Wallace – per il quale lo scopo della letteratura è una reale comunicazione tra esseri umani: un antidoto contro la solitudine – fa attorcigliare l’ironia su di sé: un ciclo ricorsivo per il quale è ironico, ma ironicamente, al fine di essere sincero. Suona paradossale, infatti c’è chi parla di post-ironia. Infinite Jest è sia una parodia, dunque una negazione critica del suo tempo (ironia inclusa), sia un’accorata storia di formazione dei suoi personaggi, volta a descriverne autenticamente la parabola morale; a suggerire dei valori. Sincerità, cinismo, autenticità, e ironia si fondono.
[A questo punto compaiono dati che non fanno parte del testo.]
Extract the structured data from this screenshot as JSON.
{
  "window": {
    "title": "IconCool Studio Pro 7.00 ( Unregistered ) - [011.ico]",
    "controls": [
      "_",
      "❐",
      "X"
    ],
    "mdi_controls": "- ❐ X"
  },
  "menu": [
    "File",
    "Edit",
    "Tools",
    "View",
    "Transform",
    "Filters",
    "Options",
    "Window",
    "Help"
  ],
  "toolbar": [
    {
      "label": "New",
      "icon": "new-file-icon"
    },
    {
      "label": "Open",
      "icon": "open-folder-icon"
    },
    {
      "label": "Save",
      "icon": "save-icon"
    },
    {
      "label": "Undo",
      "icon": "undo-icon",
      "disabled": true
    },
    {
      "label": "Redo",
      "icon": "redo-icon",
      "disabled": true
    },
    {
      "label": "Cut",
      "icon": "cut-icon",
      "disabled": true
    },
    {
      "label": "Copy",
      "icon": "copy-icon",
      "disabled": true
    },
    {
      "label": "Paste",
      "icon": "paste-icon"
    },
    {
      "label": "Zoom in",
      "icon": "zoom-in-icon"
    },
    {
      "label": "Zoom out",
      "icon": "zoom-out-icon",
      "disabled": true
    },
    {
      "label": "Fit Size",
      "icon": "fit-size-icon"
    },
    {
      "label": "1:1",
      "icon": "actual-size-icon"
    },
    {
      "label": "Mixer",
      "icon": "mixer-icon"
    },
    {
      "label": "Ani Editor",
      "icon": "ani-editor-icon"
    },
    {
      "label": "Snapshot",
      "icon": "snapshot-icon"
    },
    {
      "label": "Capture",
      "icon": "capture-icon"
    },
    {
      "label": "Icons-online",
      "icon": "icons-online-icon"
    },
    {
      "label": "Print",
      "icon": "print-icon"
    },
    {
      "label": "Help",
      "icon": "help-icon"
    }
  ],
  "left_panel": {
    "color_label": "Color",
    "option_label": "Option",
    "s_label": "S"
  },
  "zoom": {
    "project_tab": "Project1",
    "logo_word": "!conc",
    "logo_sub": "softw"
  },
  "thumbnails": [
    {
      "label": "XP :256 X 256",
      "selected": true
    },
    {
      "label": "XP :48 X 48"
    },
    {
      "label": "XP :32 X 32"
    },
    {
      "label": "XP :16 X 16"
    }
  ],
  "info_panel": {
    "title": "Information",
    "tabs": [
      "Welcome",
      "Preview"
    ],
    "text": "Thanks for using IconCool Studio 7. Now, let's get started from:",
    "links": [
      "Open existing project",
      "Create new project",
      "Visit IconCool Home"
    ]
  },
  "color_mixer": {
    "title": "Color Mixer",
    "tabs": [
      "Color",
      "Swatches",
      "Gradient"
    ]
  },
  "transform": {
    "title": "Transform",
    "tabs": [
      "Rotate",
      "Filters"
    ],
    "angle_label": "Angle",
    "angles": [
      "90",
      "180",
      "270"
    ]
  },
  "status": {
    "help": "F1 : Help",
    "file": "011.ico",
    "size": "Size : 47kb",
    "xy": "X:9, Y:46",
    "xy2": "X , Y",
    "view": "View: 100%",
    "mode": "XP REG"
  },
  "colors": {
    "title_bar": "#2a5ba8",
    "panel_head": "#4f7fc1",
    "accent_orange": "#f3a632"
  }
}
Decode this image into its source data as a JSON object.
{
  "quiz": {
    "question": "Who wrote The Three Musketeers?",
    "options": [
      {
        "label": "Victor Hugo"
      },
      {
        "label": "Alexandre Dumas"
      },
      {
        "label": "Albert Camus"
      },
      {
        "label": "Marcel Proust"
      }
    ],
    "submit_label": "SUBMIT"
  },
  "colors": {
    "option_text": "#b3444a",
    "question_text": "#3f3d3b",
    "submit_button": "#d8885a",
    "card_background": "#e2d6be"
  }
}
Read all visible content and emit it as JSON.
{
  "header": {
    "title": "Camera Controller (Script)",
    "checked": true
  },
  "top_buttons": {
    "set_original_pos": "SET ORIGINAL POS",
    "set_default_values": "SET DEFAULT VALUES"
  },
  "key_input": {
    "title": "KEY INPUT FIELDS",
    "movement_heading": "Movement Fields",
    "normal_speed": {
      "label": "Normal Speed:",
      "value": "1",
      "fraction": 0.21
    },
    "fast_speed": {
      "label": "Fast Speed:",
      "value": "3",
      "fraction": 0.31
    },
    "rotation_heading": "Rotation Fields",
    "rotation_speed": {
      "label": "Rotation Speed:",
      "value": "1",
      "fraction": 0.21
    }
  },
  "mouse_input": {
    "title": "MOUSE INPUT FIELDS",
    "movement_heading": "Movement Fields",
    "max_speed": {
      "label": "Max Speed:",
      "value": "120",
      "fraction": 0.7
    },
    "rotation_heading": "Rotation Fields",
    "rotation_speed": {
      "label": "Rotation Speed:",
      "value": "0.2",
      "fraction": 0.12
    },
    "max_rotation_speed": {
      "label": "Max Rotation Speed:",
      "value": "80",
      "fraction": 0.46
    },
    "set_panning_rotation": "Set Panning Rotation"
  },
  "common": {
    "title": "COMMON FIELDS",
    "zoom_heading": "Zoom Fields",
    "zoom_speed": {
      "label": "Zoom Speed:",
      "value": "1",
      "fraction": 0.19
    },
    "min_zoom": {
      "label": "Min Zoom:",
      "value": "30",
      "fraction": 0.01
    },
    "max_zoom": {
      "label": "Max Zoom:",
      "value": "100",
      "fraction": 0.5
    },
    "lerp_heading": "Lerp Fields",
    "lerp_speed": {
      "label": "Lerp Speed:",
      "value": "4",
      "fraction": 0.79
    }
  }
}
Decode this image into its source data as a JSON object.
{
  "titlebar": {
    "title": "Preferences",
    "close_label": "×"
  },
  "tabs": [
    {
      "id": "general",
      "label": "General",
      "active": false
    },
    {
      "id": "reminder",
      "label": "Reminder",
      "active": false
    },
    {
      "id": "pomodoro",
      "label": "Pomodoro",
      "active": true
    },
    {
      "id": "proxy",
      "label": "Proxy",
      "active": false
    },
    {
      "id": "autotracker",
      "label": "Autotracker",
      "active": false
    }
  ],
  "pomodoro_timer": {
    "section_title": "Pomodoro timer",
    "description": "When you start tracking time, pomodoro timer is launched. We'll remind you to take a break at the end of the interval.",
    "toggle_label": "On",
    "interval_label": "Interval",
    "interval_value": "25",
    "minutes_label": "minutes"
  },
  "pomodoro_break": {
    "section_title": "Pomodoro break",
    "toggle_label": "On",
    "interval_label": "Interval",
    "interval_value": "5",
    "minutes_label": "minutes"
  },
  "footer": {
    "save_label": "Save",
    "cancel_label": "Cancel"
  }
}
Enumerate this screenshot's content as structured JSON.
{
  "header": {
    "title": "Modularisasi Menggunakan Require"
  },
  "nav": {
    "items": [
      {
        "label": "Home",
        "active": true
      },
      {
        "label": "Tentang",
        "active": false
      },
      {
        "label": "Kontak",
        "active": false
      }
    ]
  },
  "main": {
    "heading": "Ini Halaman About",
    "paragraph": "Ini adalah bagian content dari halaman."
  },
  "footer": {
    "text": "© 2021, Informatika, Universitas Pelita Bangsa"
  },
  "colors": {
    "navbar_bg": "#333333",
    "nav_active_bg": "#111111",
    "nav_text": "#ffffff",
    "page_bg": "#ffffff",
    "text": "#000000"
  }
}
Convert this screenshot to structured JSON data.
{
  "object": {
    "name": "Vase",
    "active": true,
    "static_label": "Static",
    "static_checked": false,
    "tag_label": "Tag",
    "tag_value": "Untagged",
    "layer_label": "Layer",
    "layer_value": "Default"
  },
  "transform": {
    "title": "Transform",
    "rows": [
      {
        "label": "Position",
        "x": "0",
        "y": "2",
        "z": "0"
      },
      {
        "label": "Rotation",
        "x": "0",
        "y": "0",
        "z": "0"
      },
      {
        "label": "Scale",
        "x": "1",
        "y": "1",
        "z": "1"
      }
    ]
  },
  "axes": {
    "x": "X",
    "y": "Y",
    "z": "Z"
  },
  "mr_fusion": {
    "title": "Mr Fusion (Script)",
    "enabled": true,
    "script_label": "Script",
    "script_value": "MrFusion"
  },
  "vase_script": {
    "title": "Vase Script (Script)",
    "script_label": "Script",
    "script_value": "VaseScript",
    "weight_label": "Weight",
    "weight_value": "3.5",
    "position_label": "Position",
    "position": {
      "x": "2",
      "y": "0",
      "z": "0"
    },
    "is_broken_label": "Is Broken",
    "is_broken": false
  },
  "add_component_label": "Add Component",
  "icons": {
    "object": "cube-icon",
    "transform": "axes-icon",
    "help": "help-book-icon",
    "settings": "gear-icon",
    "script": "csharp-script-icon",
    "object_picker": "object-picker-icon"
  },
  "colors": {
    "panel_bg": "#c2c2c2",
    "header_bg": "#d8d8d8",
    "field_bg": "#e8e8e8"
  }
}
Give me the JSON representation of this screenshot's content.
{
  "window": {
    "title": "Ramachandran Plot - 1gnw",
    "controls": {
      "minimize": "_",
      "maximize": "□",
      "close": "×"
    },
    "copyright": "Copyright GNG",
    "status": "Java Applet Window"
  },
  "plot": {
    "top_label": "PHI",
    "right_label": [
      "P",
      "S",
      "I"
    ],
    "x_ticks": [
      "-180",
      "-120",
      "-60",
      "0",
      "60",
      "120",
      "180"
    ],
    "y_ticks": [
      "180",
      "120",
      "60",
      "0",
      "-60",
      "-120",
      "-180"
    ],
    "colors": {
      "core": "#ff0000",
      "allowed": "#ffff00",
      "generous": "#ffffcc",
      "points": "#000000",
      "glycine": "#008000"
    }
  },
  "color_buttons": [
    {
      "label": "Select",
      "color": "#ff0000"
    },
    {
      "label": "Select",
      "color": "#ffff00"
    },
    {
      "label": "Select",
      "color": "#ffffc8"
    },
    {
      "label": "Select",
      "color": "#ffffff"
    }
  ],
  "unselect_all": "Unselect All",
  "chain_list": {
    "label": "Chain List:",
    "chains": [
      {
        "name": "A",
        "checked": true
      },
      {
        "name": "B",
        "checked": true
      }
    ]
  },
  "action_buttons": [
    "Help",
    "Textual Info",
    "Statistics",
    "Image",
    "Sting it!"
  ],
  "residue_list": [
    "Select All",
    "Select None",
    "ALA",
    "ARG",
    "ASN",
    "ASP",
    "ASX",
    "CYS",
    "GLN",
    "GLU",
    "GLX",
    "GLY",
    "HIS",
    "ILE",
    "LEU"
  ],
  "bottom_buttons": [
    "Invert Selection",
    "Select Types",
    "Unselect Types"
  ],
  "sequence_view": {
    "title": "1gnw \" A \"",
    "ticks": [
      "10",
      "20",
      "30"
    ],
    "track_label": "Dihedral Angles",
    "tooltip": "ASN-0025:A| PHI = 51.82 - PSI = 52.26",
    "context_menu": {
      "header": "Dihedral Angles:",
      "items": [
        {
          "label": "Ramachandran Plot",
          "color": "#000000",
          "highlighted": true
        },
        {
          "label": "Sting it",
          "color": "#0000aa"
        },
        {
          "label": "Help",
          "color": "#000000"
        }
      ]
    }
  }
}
L’autore contestava “l’illusione che ironia e ingenuità si escludano a vicenda” ma, oltre a cercare una comunicazione autentica, la sua opera riguarda un mondo sentito come paradossale e contraddittorio. In un saggio su David Lynch scrive: “Laura Palmer è sia buona, sia cattiva, e insieme nessuna delle due cose: è un personaggio complesso, contraddittorio, reale”. Questa “melmosa entrambità” (“muddy bothness”), questa ambivalenza, la riconosciamo dentro di noi. Ma anche altrove: dai meme, ai cantanti ironici come Fabio Rovazzi che fanno concerti con la t-shirt ‘non sono un cantante’, ai baffi degli hipster (morti spesso pure loro), agli hamburger gourmet; tutti consci dell’effetto del paradossale legame tra ironia e autenticità. Notava Alex Shakar in The Savage Girl, parlando proprio di post-ironia, che l’essenza paradossale è anche quanto fa funzionare il marketing. Insomma, l’ironia pare sia viva sia morta.